Leveraging Usage History to Enhance Database Usability
MetadataShow full item record
More so than ever before, large datasets are being collected and analyzed throughout a variety of disciplines. Examples include social networking data, software logs, scientific data, web clickstreams, sensor network data, and more. As such, there are a wide range of users interacting with these large datasets, ranging from scientists, to data analysts, to sociologists, to market researchers. These users are experts in their domain and understand their data extensively, but are not database experts. Database systems are scalable and efficient, but are notoriously difficult to use. In this work, we aim to address this challenge, by leveraging usage history. From usage history, we can extract knowledge about the multitude of users' experiences with the database. Consequently, this knowledge allows us to build smarter systems that better cater to the users' needs. We address different aspects of the database usability problem and develop three complementary systems. First, we aim to ease the query formulation process. We build the SnipSuggest system, which is an autocompletion tool for SQL queries. It provides on-the-go, context-aware assistance in the query composition process. The second challenge we address is that of query debugging.
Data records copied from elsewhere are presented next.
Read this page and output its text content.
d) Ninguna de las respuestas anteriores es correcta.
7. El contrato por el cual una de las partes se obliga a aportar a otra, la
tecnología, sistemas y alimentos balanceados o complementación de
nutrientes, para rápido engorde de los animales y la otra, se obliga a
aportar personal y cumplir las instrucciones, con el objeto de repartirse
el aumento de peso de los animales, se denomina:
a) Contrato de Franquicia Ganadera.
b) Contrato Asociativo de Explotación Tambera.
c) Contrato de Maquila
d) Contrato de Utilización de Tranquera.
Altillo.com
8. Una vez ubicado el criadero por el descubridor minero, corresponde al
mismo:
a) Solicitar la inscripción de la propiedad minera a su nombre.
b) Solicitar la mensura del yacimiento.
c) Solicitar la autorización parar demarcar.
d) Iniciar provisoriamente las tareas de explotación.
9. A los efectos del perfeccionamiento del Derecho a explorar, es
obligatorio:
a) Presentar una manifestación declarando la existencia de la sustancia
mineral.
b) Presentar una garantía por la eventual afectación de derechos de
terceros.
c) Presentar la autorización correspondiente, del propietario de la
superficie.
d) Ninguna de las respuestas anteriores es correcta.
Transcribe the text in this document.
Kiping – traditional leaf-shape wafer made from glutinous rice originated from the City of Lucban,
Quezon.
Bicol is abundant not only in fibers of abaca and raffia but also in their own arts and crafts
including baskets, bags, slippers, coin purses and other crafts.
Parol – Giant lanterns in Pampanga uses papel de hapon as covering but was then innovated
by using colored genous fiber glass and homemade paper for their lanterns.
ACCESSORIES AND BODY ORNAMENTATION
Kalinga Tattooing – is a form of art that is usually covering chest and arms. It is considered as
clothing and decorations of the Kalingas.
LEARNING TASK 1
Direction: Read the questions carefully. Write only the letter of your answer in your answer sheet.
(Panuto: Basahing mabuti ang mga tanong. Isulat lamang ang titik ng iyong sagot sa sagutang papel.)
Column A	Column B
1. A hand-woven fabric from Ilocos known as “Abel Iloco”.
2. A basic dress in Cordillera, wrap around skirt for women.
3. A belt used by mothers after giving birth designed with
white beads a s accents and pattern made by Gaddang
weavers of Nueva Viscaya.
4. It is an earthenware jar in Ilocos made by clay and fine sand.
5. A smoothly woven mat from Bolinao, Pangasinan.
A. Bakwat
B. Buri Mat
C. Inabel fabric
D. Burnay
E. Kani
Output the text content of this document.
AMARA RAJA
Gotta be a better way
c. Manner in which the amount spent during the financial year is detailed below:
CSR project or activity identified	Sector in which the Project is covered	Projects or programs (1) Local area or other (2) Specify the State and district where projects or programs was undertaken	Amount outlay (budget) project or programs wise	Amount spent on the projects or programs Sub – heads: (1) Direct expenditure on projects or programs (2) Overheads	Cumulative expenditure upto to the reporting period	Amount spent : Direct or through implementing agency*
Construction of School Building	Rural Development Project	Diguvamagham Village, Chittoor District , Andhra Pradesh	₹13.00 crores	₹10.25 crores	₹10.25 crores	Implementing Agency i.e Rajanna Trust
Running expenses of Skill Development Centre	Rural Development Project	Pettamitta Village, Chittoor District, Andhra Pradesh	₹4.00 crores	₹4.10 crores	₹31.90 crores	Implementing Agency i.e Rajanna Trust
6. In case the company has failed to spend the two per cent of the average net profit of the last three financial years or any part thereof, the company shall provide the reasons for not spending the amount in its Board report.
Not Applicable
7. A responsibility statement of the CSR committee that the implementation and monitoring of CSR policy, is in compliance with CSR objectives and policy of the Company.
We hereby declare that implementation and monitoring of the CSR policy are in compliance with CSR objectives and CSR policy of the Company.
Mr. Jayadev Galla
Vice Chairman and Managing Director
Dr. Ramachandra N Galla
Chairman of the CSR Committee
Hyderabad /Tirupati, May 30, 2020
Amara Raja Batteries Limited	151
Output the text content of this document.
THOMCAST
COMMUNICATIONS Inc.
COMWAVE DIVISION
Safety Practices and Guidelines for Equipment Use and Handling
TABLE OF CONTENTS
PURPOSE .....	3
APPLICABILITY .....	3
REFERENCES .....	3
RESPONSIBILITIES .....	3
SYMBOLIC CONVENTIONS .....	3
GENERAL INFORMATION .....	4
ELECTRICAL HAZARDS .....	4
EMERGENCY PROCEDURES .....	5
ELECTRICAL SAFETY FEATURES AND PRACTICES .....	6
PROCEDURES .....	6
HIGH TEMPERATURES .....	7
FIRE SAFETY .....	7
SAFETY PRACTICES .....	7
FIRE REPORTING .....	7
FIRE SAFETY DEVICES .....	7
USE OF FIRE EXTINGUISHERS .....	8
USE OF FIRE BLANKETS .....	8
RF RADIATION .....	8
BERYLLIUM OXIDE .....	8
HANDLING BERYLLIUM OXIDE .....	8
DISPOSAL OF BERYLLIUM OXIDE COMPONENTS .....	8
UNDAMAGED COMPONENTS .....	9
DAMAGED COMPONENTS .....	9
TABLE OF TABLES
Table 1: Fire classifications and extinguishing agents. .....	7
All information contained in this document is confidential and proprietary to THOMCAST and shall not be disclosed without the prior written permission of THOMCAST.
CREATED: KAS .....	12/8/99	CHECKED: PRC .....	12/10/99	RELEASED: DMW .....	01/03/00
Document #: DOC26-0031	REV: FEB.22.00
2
Query debugging is a painful process in part because executing queries directly over a large database is slow while manually creating small test databases is burdensome to users. We present the second contribution of this dissertation: SIQ (Sample-based Interactive Querying). SIQ is a system for automatically selecting a `good' small sample of the underlying input database to allow queries to execute in realtime, thus supporting interactive query debugging. Third, once a user has successfully constructed the right query, they must execute it. However, executing and understanding the performance of a query on a large-scale, parallel database system can be difficult even for experts. Our third contribution, PerfXplain, is a tool for explaining the performance of a MapReduce job running on a shared-nothing cluster. Namely, it aims to answer the question of why one job was slower than another. PerfXplain analyzes the MapReduce log files from past runs to better understand the correlation between different properties of pairs of job and their relative runtimes.